The story begins during the occupation of Norway by Nazi Germany during World War II, when a Norwegian girl, Ase Evensen, falls in love with a German soldier who later dies on the Eastern Front. She gives birth to a little girl, Katrine, who is taken away by the occupying forces to be raised in a Lebensborn orphanage set up by the Nazis for foreign-born Aryan children. In the 1940s, hundreds of such children were taken from their mothers, many of them ending up in East Germany behind the iron curtain. The film is set in 1990 after Germany's reunification. A law firm intent on gaining compensation for these victims of deportation seeks Katrine, who escaped East Germany and reunited with her mother in adulthood.

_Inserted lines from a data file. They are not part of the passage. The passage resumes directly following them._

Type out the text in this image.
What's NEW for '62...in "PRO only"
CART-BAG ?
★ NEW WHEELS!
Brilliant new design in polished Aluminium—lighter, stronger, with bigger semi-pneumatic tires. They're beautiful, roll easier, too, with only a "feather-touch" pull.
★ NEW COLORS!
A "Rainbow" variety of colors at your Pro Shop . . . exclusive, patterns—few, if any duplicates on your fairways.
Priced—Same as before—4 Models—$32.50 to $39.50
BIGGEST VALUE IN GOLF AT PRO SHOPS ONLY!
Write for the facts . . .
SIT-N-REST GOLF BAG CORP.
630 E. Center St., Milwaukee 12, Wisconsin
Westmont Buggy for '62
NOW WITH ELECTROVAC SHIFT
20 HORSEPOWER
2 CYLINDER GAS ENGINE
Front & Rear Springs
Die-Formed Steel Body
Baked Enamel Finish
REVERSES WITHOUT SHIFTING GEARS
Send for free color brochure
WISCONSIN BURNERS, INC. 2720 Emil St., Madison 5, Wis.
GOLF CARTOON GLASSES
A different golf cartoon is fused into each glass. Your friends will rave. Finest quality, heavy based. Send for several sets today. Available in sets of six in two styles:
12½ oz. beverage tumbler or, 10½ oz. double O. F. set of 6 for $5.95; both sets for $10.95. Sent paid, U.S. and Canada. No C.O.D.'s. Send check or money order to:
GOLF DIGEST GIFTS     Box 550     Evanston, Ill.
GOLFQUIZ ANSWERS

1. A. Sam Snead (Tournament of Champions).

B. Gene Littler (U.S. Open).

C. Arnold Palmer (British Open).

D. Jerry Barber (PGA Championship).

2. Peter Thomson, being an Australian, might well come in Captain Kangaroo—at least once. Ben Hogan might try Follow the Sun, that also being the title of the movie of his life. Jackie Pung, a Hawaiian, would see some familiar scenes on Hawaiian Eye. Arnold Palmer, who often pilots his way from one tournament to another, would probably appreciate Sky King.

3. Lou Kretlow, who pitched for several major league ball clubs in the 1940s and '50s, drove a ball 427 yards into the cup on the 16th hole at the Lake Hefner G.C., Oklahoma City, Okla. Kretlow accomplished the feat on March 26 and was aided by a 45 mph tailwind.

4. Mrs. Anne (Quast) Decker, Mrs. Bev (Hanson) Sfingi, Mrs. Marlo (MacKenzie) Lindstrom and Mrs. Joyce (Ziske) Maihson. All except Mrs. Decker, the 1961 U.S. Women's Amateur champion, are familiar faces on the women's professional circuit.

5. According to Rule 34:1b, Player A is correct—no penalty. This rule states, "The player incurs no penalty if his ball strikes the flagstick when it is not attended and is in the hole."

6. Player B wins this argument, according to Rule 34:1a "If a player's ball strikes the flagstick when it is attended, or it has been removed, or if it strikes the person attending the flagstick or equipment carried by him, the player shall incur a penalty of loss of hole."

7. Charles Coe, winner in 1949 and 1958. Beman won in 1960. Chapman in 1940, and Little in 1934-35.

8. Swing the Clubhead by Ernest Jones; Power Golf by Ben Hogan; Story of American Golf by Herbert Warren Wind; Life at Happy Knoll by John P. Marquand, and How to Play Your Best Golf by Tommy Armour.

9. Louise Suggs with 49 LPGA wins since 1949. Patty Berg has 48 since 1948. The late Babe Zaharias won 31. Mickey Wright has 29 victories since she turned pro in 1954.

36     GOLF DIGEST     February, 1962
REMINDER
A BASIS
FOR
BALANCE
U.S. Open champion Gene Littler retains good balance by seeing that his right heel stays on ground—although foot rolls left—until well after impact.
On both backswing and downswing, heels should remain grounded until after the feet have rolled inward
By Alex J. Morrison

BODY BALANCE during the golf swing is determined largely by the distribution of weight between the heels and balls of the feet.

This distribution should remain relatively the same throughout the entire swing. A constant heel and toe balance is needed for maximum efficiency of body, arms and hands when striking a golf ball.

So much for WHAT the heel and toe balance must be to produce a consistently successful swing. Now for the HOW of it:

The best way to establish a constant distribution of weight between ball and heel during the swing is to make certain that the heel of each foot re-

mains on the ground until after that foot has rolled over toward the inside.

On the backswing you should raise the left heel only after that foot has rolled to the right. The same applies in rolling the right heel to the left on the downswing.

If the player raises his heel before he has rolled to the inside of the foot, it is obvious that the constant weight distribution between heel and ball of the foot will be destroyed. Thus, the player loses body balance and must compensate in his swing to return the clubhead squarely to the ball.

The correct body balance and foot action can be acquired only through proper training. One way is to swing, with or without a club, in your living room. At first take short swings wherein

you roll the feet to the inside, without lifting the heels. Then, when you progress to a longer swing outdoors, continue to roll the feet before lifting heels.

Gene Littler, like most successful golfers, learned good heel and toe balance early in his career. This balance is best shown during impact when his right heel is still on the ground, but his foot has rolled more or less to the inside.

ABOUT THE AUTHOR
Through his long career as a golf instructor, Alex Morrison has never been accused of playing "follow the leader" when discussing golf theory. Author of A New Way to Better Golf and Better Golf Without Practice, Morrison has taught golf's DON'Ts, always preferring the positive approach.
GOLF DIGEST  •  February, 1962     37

As one young lawyer's inquest develops, an even darker picture begins to emerge.
This German drama was written and directed by Georg Maas, based on real facts and a novel by Hannelore Hippe. It's an unbelievable story of manipulation, betrayal, and murder, and of the Stasi - the secret police agency of the former German Democratic Republic (East Germany).

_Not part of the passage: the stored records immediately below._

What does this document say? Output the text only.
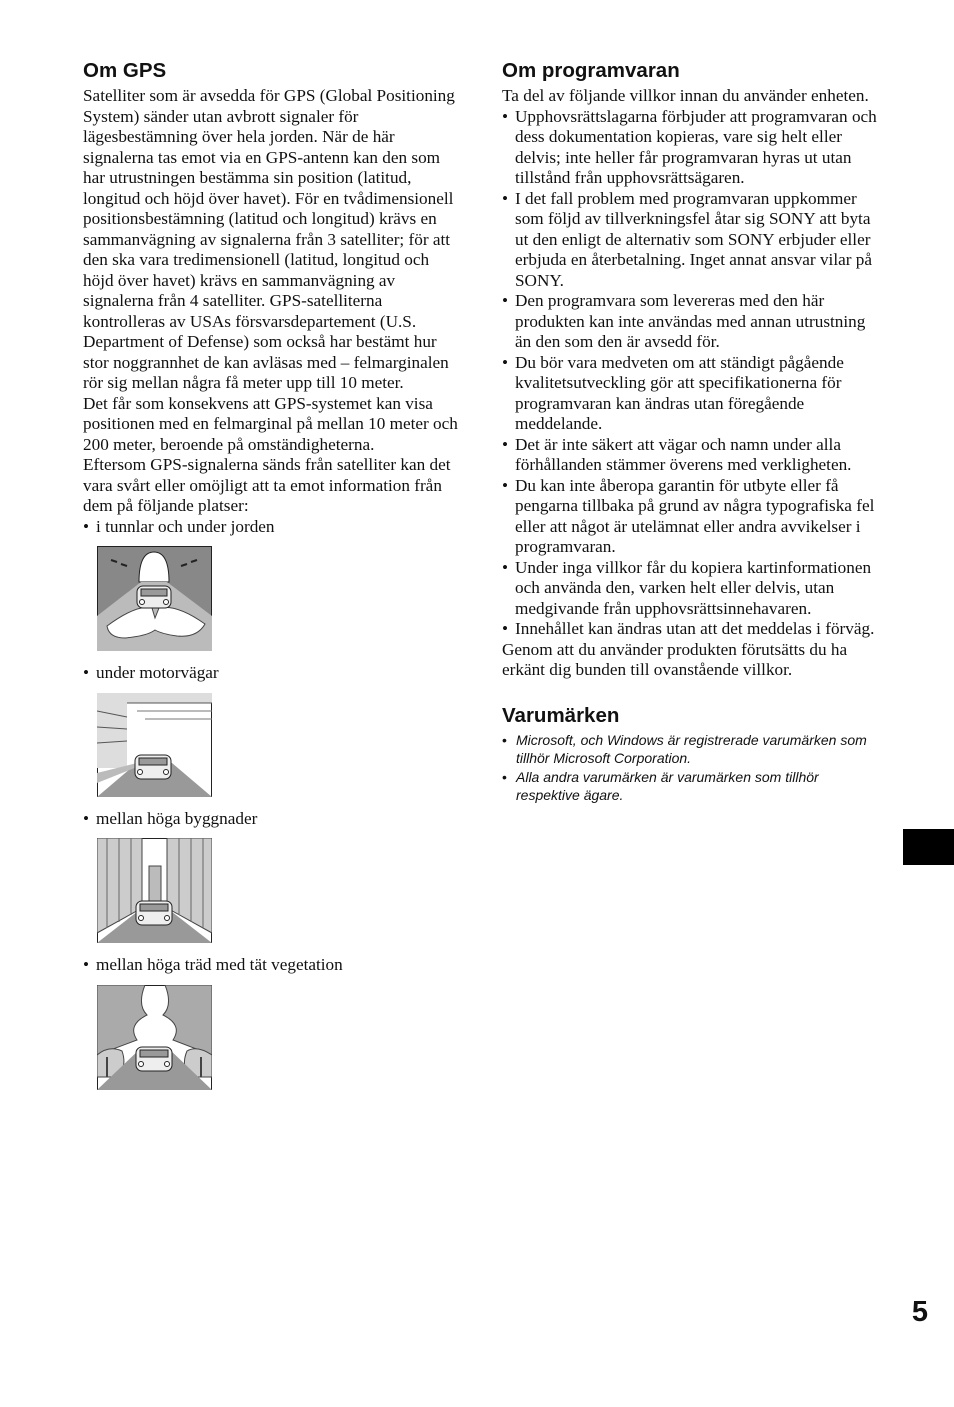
Om GPS

Satelliter som är avsedda för GPS (Global Positioning System) sänder utan avbrott signaler för lägesbestämning över hela jorden. När de här signalerna tas emot via en GPS-antenn kan den som har utrustningen bestämma sin position (latitud, longitud och höjd över havet). För en tvådimensionell positionsbestämning (latitud och longitud) krävs en sammanvägning av signalerna från 3 satelliter; för att den ska vara tredimensionell (latitud, longitud och höjd över havet) krävs en sammanvägning av signalerna från 4 satelliter. GPS-satelliterna kontrolleras av USAs försvarsdepartement (U.S. Department of Defense) som också har bestämt hur stor noggrannhet de kan avläsas med – felmarginalen rör sig mellan några få meter upp till 10 meter.

Det får som konsekvens att GPS-systemet kan visa positionen med en felmarginal på mellan 10 meter och 200 meter, beroende på omständigheterna.

Eftersom GPS-signalerna sänds från satelliter kan det vara svårt eller omöjligt att ta emot information från dem på följande platser:

• i tunnlar och under jorden
• under motorvägar
• mellan höga byggnader
• mellan höga träd med tät vegetation
Om programvaran

Ta del av följande villkor innan du använder enheten.

• Upphovsrättslagarna förbjuder att programvaran och dess dokumentation kopieras, vare sig helt eller delvis; inte heller får programvaran hyras ut utan tillstånd från upphovsrättsägaren.
• I det fall problem med programvaran uppkommer som följd av tillverkningsfel åtar sig SONY att byta ut den enligt de alternativ som SONY erbjuder eller erbjuda en återbetalning. Inget annat ansvar vilar på SONY.
• Den programvara som levereras med den här produkten kan inte användas med annan utrustning än den som den är avsedd för.
• Du bör vara medveten om att ständigt pågående kvalitetsutveckling gör att specifikationerna för programvaran kan ändras utan föregående meddelande.
• Det är inte säkert att vägar och namn under alla förhållanden stämmer överens med verkligheten.
• Du kan inte åberopa garantin för utbyte eller få pengarna tillbaka på grund av några typografiska fel eller att något är utelämnat eller andra avvikelser i programvaran.
• Under inga villkor får du kopiera kartinformationen och använda den, varken helt eller delvis, utan medgivande från upphovsrättsinnehavaren.
• Innehållet kan ändras utan att det meddelas i förväg.

Genom att du använder produkten förutsätts du ha erkänt dig bunden till ovanstående villkor.

Varumärken
• Microsoft, och Windows är registrerade varumärken som tillhör Microsoft Corporation.
• Alla andra varumärken är varumärken som tillhör respektive ägare.
5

The movie is gripping and played with remarkable talent, especially by the two main actors, Juliane Koehler (Katrine) and Liv Ullmann (Ase), who gives a touchingly restrained and sensitive performance. There are a few weaknesses in the plot; some elements are not well explained or completely plausible, but it is nonetheless enthralling.
The visual beauty of the movie is also worth noting. The scenes set in the 1940s are filmed in mute tones with splashes of red; the present day is filmed in a magnificent Norwegian countryside, wave-battered and wind-scoured, streaked with rain and snow.
The themes include guilt, resilience, the supremacy of love above all else, and the power of destiny. German filmmakers continue to courageously explore the darkest hours of their country's past, from Nazism to the Stasi.
"Two Lives" will open Aug. 29 for at least one week at the Orinda Theatre, the only Bay Area venue showing this year's Oscar finalist from Germany.